Basically, after you trained the model using "fastrtext", if you try to predict a Chinese tokenized text and put it as an object (e.g. test_sentences$text2[9] in my case), it will give you a wrong prediction with low probability. If you just simply copy the tokenized Chinese text into the prediction model like I did above, it will give a correct one with high probability. I am really confused about this situation. Anyone can help with it? Much appreciated!

pommedeterresautee commented 5 years ago

I have no experience with chinese. Can you tell me what happens if you do

a <- test_sentences$text2[9]
predict(model, a)

sound118 commented 5 years ago

I have no experience with chinese. Can you tell me what happens if you do
a <- test_sentences$text2[9]
predict(model, a)

When you do a <- test_sentences$text2[9] predict(model, a)

It will give an output as below [[1]] label262 0.5312194 This actually gives a wrong prediction which has a low probability of 0.53. However, when you paste the value of "a" which is a tokenized Chinese term "蛋白粉开封后两个月在次食用味道发苦" as shown below:

predict(model, "蛋白粉开封后两个月在次食用味道发苦")

It will a correct predict with high probability of 0.9935 as below:

[[1]] label314 0.9935217

This is so weird since the two R objects ( a<-test_sentences$text2[9] and c("蛋白粉开封后两个月在次食用味道发苦") are basically the same. Why is there such a quite different prediction?

pommedeterresautee commented 5 years ago

It may be due to encoding issues. Is your source code file encoded in UTF 8 ? Another test: test_sentences$text2[9] == "蛋白粉开封后两个月在次食用味道发苦" is it true ?

sound118 commented 5 years ago

It may be due to encoding issues. Is your source code file encoded in UTF 8 ? Another test: test_sentences$text2[9] == "蛋白粉开封后两个月在次食用味道发苦" is it true ?

Yes, the source code file is encoded in UTF-8, `test_sentences$text2[9] == "蛋白粉开封后两个月在次食用味道发苦" is true. My train dataset is in excel format and encoded in UTF-8, my test dataset is .txt format encoded in UTF-8, this problem is still happening now... So puzzled！

sound118 commented 5 years ago

It may be due to encoding issues.

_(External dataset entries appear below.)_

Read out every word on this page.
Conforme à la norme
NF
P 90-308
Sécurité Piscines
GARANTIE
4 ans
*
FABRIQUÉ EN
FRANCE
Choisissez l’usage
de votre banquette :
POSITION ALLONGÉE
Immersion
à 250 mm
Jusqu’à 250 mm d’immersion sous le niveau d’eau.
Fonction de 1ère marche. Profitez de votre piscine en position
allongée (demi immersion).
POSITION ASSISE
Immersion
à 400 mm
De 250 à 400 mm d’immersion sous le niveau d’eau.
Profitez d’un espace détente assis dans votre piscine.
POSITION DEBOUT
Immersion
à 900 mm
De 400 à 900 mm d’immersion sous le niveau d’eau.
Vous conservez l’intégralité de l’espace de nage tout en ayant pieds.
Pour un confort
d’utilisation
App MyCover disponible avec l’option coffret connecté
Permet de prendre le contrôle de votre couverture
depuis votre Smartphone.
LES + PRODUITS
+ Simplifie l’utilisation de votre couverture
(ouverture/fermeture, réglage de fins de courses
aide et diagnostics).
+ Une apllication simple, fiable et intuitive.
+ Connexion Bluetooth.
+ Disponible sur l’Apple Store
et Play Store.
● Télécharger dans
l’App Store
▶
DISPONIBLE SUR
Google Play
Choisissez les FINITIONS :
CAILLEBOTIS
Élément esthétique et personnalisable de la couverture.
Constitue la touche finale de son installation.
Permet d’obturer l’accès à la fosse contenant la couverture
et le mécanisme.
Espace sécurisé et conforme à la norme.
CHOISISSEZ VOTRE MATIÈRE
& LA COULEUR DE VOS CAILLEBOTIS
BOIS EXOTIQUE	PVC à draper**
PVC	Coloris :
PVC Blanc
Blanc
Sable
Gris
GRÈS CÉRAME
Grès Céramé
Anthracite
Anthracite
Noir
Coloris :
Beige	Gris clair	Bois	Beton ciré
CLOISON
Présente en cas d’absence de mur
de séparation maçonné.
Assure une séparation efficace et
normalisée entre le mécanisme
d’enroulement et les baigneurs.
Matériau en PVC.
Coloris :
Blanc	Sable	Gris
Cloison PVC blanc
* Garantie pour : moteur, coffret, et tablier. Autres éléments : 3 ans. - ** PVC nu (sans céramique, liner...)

Is your source code file encoded in UTF 8 ? Another test: test_sentences$text2[9] == "蛋白粉开封后两个月在次食用味道发苦" is it true ? Thanks to your hint. It is really due to the encoding issue. Once I used predict(model, enc2native(test_sentences[["text2"]])) , I am able to predict all correct labels. Just need to add "enc2native" function for encoding~

pommedeterresautee commented 5 years ago

Tks for your report, I close the issue as it is not related to the package.